What is continuous deployment?
Before we get into the nitty-gritty of why continuous deployment (CD) is almost always better than batched releases, let’s define some terms. Atlassian’s definition of CD is close, but I’m going to modify it a bit for my purposes. Unlike them, I don’t think CD requires continuous integration testing, but why you wouldn’t run tests is beyond me.
Continuous Deployment (CD) is a software release process that deploys new versions to a production environment when certain conditions in a code repository are met.
For example, I work a lot in Kubernetes, so my CD often consists of a Github Actions script that runs when I merge code into the main branch. The script fires off a Helm chart that updates deployments on the cluster.
There are many ways to set up a good CD pipeline, but the commonality is that when a trigger happens (code is merged or a tag is created) a new deployment is shipped to production automatically. This makes code deployments as painless as possible for the developer. With ideal continuous deployment, shipping a new update requires no more work than just writing the update.
Doesn’t continuous deployment cause more bugs?
Accelerate is a book that I highly recommend that uses real-world case studies to show the positive impact of modern DevOps practices. In the book, they compare high-performing software organizations to low-performing organizations. According to their data, high-performing companies:
- Deploy code ~46x more often to production
- Have a 440x faster commit to deploy time
- Have a 5x lower change failure rate (“failures” are “result[s] in degraded service or subsequently require remediation (e.g., leads to service impairment or outage, require a hotfix, a rollback, a fix-forward, or a patch.)
- Have a 170x faster mean recovery time after failures
While the data speaks for itself, it also makes sense from a qualitative perspective. Having systems in place that automate code delivery to be less time-consuming won’t inherently create more bugs. It’s the process before the CD that’s responsible for catching bugs. We can have a whole separate discussion about continuous integration and how that reduces the number of bugs that get through to production, but the act of automating deploys is orthogonal to that point.

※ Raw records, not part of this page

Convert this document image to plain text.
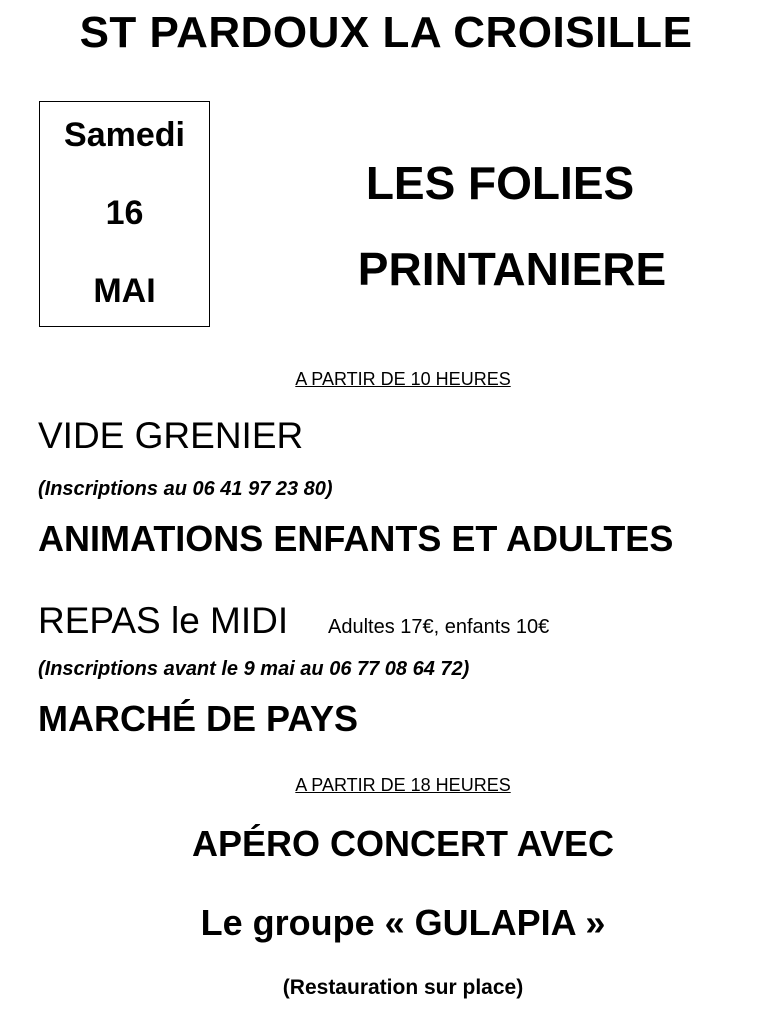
ST PARDOUX LA CROISILLE
Samedi
16
MAI
LES FOLIES
PRINTANIERE
A PARTIR DE 10 HEURES
VIDE GRENIER
(Inscriptions au 06 41 97 23 80)
ANIMATIONS ENFANTS ET ADULTES
REPAS le MIDI Adultes 17€, enfants 10€
(Inscriptions avant le 9 mai au 06 77 08 64 72)
MARCHÉ DE PAYS
A PARTIR DE 18 HEURES
APÉRO CONCERT AVEC
Le groupe « GULAPIA »
(Restauration sur place)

Continuous deployments don’t create more bugs, but they do make it easier to get fixes out for existing bugs.
Even without bugs, aren’t continuous updates disruptive to end-users?

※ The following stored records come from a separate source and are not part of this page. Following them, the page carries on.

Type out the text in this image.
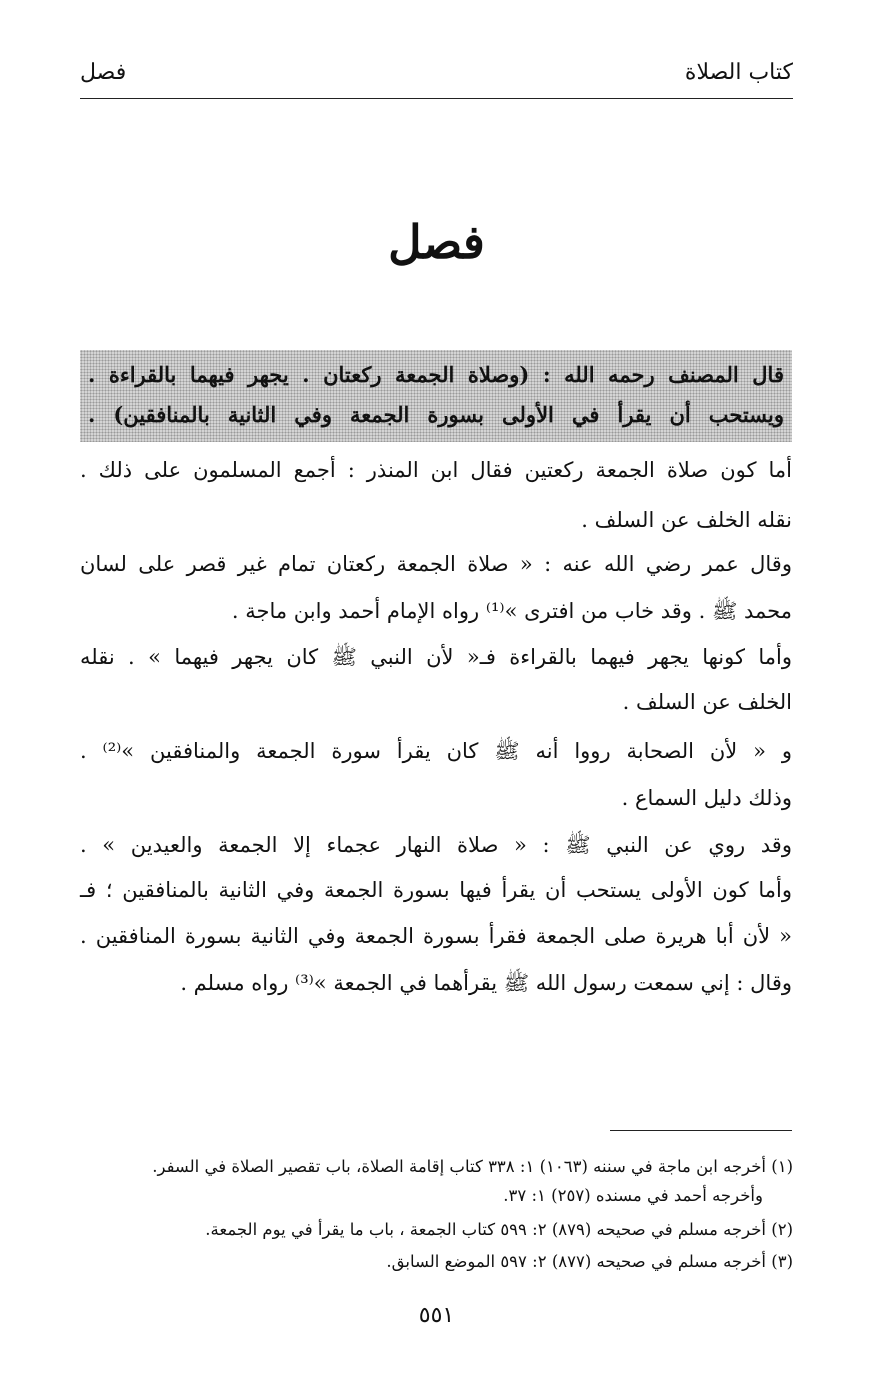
كتاب الصلاة
فصل
فصل
قال المصنف رحمه الله : (وصلاة الجمعة ركعتان . يجهر فيهما بالقراءة .
ويستحب أن يقرأ في الأولى بسورة الجمعة وفي الثانية بالمنافقين) .
أما كون صلاة الجمعة ركعتين فقال ابن المنذر : أجمع المسلمون على ذلك .
نقله الخلف عن السلف .
وقال عمر رضي الله عنه : « صلاة الجمعة ركعتان تمام غير قصر على لسان
محمد ﷺ . وقد خاب من افترى »⁽¹⁾ رواه الإمام أحمد وابن ماجة .
وأما كونها يجهر فيهما بالقراءة فـ« لأن النبي ﷺ كان يجهر فيهما » . نقله
الخلف عن السلف .
و « لأن الصحابة رووا أنه ﷺ كان يقرأ سورة الجمعة والمنافقين »⁽²⁾ .
وذلك دليل السماع .
وقد روي عن النبي ﷺ : « صلاة النهار عجماء إلا الجمعة والعيدين » .
وأما كون الأولى يستحب أن يقرأ فيها بسورة الجمعة وفي الثانية بالمنافقين ؛ فـ
« لأن أبا هريرة صلى الجمعة فقرأ بسورة الجمعة وفي الثانية بسورة المنافقين .
وقال : إني سمعت رسول الله ﷺ يقرأهما في الجمعة »⁽³⁾ رواه مسلم .
(١) أخرجه ابن ماجة في سننه (١٠٦٣) ١: ٣٣٨ كتاب إقامة الصلاة، باب تقصير الصلاة في السفر.
وأخرجه أحمد في مسنده (٢٥٧) ١: ٣٧.
(٢) أخرجه مسلم في صحيحه (٨٧٩) ٢: ٥٩٩ كتاب الجمعة ، باب ما يقرأ في يوم الجمعة.
(٣) أخرجه مسلم في صحيحه (٨٧٧) ٢: ٥٩٧ الموضع السابق.
٥٥١
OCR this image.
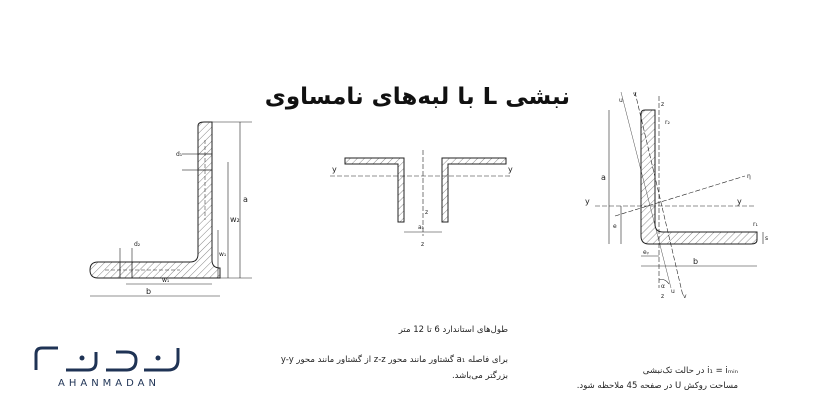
نبشی L با لبه‌های نامساوی
a
w₂
w₁
d₁
d₂
w₁
b
y	y
z
a₁
z
y	y
z
z
η
v
v
u
u
a
e
eᵧ
b
s
α
r₁
r₂
طول‌های استاندارد 6 تا 12 متر
برای فاصله a₁ گشتاور مانند محور z-z از گشتاور مانند محور y-y
بزرگتر می‌باشد.	i₁ = iₘᵢₙ در حالت تک‌نبشی
مساحت روکش U در صفحه 45 ملاحظه شود.
AHANMADAN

They can be, but it depends.
Example 1: DotA 2 and other online games
I’m a fan of the popular PC game DotA 2. As a user of their game, I’m really annoyed by how often they release small patch updates. It’s not uncommon for me to play three or four games back-to-back and have to download updates in between games. This is a highly disruptive experience because, in order to update, I have to close the game client, download the patch, and restart the game.
The problem with what DotA 2 is doing isn’t that they (might) do CD, it’s that they have not made the patching experience seamless. For example, they could allow patches to be downloaded while the game is open like Blizzard does with their launcher. Alternatively, they could flag certain kinds of updates to be “lazy”. For example, inconsequential bug fixes wouldn’t require a game restart could just update the next time you close the game.

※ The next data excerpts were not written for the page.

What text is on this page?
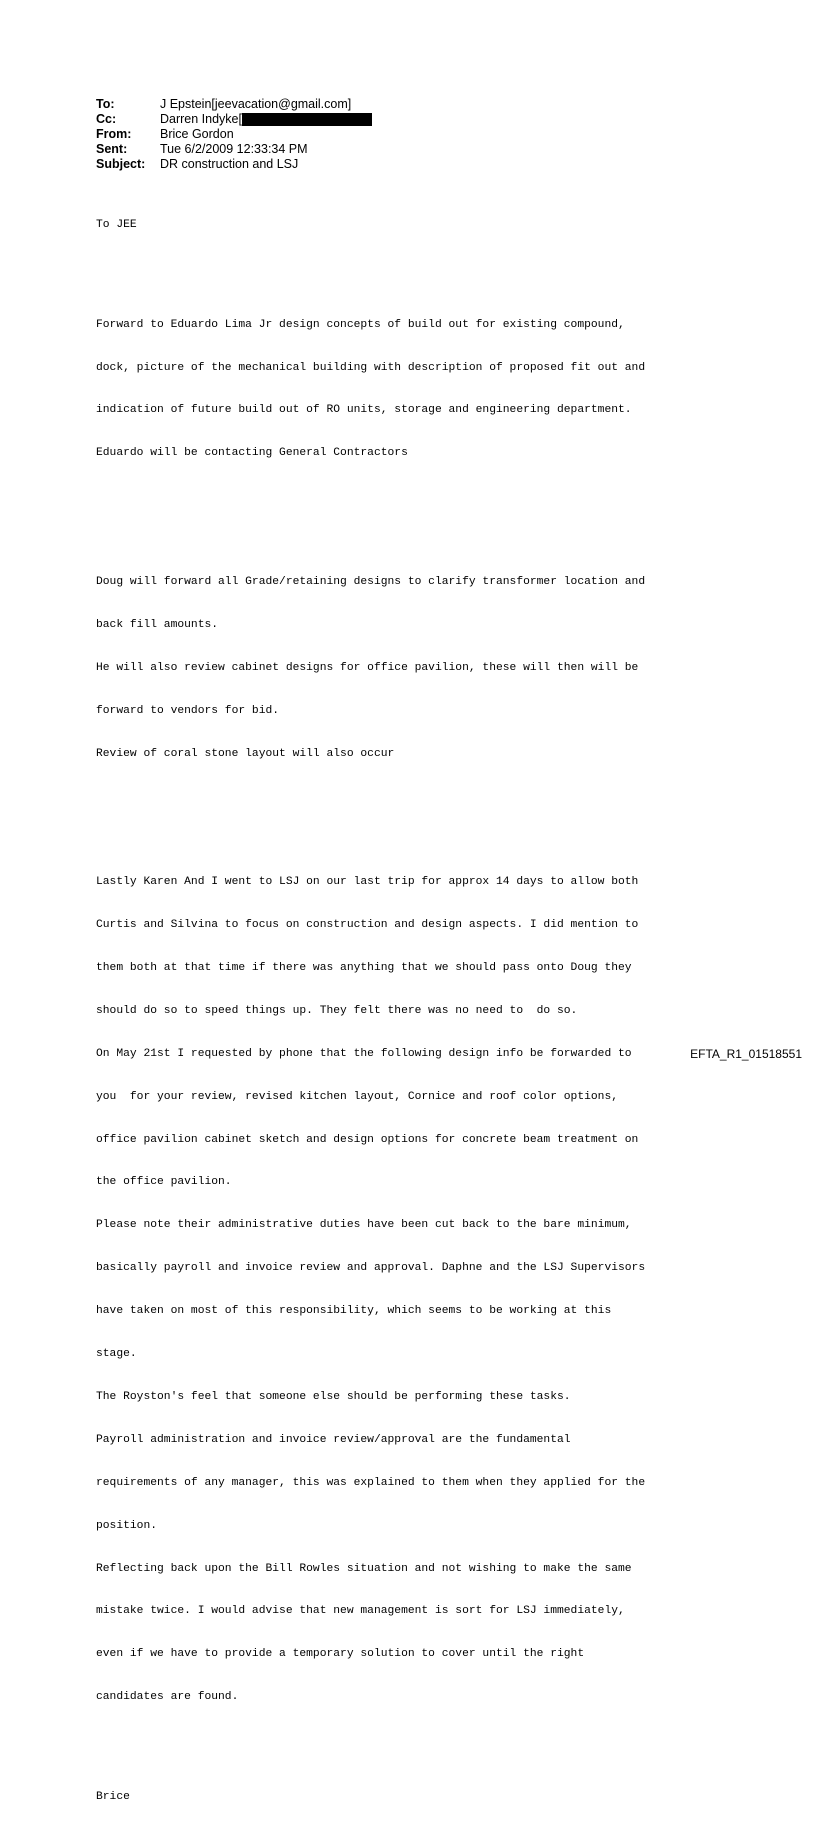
To:	J Epstein[jeevacation@gmail.com]
Cc:	Darren Indyke[
From:	Brice Gordon
Sent:	Tue 6/2/2009 12:33:34 PM
Subject:	DR construction and LSJ

To JEE

Forward to Eduardo Lima Jr design concepts of build out for existing compound,

dock, picture of the mechanical building with description of proposed fit out and

indication of future build out of RO units, storage and engineering department.

Eduardo will be contacting General Contractors

Doug will forward all Grade/retaining designs to clarify transformer location and

back fill amounts.

He will also review cabinet designs for office pavilion, these will then will be

forward to vendors for bid.

Review of coral stone layout will also occur

Lastly Karen And I went to LSJ on our last trip for approx 14 days to allow both

Curtis and Silvina to focus on construction and design aspects. I did mention to

them both at that time if there was anything that we should pass onto Doug they

should do so to speed things up. They felt there was no need to  do so.

On May 21st I requested by phone that the following design info be forwarded to

you  for your review, revised kitchen layout, Cornice and roof color options,

office pavilion cabinet sketch and design options for concrete beam treatment on

the office pavilion.

Please note their administrative duties have been cut back to the bare minimum,

basically payroll and invoice review and approval. Daphne and the LSJ Supervisors

have taken on most of this responsibility, which seems to be working at this

stage.

The Royston's feel that someone else should be performing these tasks.

Payroll administration and invoice review/approval are the fundamental

requirements of any manager, this was explained to them when they applied for the

position.

Reflecting back upon the Bill Rowles situation and not wishing to make the same

mistake twice. I would advise that new management is sort for LSJ immediately,

even if we have to provide a temporary solution to cover until the right

candidates are found.

Brice

EFTA_R1_01518551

Example 2: Major UI updates
Another common complaint is that with continuous deployment, users will be constantly frustrated that the features and layout of the application are changing out from underneath them.
This isn’t a problem with continuous deployment, it’s a problem of product planning.
Just because continuous deployment gives us the tools to deploy UI/UX changes with less friction, doesn’t mean we should be doing it all the time. Sure, it’s probably not a big deal to change the wording on tooltips or make a shade of red a bit darker, but deploying wild menu and layout changes too frequently is an awful idea.
Figure out the rate of change your customers are okay with and build your roadmap around that. Again, this has nothing to do with your deployment processes.
There is only upside to continuous deployment within the context of UI/UX. When you discover a typo in some explainer text you can have the fix up within minutes, no one wants to manually build, ssh, pull, stop and start a server for something so trivial.
Example 3: Backend web servers
When I’m updating code on a backend server I can deploy that project asynchronously with no effect on the end-user. There’s no reason not to use continuous deployment in such environments as long as the changes are backward compatible.
Backward compatibility is crucial in a continuous deployment process where multiple projects have asynchronous release cycles. It’s meaningless to point out how backward-incompatible changes to a REST API will break existing clients. Those same issues could be caused without continuous deployment.